An accomplished draughtsman, his pencil and ink drawings, enliven his diaries and correspondence and make his papers a pleasure to read. The papers include:
- His original Japan diaries, which run to over 3,000 pages and contain over 1,300 sketches.
- Journals of visits to England, France and Germany in the 1880s showing the interest of Europeans in gaining authentic insights into ordinary life in Japan and China.
- Correspondence including exchanges with Alexander and Louis Agassiz, William Sturgis Bigelow, Charles Darwin, Ernest Fenollosa, Yukichi Fukuzawa, Isabella Stewart Gardner, John M Gould, Oliver Wendell Holmes, Ernest Ingersoll, Hiroyuki Kato, Percival Lowell, The Museum of Fine Arts in Boston, Charles Eliot Norton, Frederick Putnam, Hideo Takamine, Seiichi Tejima, Charles Townsend, Charles Weld and Yu Kil-chun.

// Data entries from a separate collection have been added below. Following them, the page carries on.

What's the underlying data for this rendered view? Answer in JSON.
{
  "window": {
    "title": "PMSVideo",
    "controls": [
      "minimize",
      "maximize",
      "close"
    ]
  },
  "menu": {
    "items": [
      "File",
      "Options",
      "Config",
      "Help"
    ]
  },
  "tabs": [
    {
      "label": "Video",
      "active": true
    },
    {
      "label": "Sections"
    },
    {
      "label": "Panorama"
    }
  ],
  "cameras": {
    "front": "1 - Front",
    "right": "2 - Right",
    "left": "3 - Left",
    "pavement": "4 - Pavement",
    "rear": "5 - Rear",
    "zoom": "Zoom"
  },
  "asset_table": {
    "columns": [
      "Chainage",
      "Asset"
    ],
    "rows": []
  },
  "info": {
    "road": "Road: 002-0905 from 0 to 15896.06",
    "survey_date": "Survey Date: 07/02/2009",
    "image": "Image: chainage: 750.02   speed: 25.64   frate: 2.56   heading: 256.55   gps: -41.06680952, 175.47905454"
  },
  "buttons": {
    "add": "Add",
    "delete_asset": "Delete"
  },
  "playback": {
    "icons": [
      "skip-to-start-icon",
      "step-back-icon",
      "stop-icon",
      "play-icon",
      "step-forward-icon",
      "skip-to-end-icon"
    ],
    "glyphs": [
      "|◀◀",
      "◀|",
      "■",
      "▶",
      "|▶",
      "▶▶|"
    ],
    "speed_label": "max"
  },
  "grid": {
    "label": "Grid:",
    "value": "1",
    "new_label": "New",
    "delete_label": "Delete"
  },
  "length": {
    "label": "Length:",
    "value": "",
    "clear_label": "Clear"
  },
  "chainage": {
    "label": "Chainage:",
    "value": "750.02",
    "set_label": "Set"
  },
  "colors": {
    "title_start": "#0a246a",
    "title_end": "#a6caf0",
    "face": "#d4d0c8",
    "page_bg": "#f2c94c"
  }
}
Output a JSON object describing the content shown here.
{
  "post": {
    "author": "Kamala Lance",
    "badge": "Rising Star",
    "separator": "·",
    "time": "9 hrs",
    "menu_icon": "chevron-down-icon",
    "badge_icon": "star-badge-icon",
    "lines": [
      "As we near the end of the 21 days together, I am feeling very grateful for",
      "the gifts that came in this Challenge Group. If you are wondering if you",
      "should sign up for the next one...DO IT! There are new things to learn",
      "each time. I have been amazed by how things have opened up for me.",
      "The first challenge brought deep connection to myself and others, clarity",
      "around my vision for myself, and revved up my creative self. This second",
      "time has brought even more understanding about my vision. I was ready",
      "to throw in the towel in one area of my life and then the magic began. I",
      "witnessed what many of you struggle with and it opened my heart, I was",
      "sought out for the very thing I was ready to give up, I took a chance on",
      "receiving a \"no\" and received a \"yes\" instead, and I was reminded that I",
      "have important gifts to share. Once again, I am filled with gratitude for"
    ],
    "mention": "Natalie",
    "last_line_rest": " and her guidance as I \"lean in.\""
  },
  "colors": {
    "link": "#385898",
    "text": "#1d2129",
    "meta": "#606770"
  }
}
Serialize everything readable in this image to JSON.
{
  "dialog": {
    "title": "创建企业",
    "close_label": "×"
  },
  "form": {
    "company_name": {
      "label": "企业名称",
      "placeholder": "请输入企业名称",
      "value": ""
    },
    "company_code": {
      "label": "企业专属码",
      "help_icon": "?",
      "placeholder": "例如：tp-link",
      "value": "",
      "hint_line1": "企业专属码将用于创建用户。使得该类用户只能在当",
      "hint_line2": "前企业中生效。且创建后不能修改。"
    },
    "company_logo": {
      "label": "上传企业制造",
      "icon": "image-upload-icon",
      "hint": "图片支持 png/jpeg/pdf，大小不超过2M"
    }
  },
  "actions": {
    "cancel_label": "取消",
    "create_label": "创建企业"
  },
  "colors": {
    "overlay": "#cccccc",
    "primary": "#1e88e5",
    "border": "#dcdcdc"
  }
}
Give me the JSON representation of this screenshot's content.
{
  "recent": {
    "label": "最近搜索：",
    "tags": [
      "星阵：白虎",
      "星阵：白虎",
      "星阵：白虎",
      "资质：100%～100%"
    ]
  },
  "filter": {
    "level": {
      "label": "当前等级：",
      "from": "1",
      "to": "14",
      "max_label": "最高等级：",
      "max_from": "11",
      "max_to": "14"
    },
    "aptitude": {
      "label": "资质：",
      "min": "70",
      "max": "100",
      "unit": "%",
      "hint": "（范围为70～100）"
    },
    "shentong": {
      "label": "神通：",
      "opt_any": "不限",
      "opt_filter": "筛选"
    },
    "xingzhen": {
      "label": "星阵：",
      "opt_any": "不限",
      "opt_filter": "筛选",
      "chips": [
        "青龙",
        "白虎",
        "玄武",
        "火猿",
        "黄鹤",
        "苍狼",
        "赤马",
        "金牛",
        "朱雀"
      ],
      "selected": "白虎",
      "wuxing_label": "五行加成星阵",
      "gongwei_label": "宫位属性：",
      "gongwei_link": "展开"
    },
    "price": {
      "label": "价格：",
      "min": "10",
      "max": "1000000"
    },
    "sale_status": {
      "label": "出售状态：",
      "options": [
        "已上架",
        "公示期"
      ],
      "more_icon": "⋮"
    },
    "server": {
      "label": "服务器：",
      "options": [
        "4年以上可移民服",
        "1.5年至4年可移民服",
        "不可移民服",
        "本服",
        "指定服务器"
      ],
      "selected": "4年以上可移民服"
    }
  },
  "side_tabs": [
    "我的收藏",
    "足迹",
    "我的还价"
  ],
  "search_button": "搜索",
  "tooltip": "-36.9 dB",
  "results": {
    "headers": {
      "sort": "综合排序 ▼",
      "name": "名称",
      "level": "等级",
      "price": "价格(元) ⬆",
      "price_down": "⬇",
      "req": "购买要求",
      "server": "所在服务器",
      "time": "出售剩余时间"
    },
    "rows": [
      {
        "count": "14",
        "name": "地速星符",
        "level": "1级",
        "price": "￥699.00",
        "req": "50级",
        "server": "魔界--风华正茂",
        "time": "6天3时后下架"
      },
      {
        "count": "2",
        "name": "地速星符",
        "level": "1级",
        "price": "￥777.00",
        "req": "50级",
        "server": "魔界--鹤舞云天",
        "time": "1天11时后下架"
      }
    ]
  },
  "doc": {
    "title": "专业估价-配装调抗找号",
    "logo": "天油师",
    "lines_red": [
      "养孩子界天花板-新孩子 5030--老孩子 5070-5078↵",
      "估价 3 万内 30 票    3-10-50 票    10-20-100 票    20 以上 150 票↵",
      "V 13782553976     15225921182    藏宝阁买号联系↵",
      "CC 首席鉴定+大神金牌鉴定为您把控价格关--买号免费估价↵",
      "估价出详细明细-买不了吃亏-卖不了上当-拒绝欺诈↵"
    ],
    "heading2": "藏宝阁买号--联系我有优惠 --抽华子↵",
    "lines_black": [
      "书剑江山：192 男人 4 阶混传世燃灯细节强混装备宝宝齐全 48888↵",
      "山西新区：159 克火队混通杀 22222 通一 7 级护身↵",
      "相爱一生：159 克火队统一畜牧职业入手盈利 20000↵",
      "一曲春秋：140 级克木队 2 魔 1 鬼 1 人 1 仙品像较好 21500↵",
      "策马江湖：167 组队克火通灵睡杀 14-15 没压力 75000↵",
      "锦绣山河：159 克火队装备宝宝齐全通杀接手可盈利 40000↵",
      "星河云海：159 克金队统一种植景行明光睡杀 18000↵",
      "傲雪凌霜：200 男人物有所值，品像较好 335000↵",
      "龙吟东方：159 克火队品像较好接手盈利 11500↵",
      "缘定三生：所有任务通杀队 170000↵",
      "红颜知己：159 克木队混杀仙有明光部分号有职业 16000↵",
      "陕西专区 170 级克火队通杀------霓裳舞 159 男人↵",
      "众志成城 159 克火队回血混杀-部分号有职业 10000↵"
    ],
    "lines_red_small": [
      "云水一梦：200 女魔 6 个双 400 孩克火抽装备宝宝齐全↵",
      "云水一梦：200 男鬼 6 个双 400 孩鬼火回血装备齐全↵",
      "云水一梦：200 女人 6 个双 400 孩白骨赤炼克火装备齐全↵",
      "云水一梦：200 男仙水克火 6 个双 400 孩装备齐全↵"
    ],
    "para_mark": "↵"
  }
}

- Scrapbooks with a wealth of rare and ephemeral material on a myriad of subjects.
- Records of his publications and lectures reveal his interests in archaeology, art, astronomy, ethnology, religion and zoology, as well as his desire to encourage an American audience to appreciate Asian society and culture.
- Morse was one of the earliest and most important mediators between American and Asian societies. It is fitting that his papers should now enable scholars to explore these links.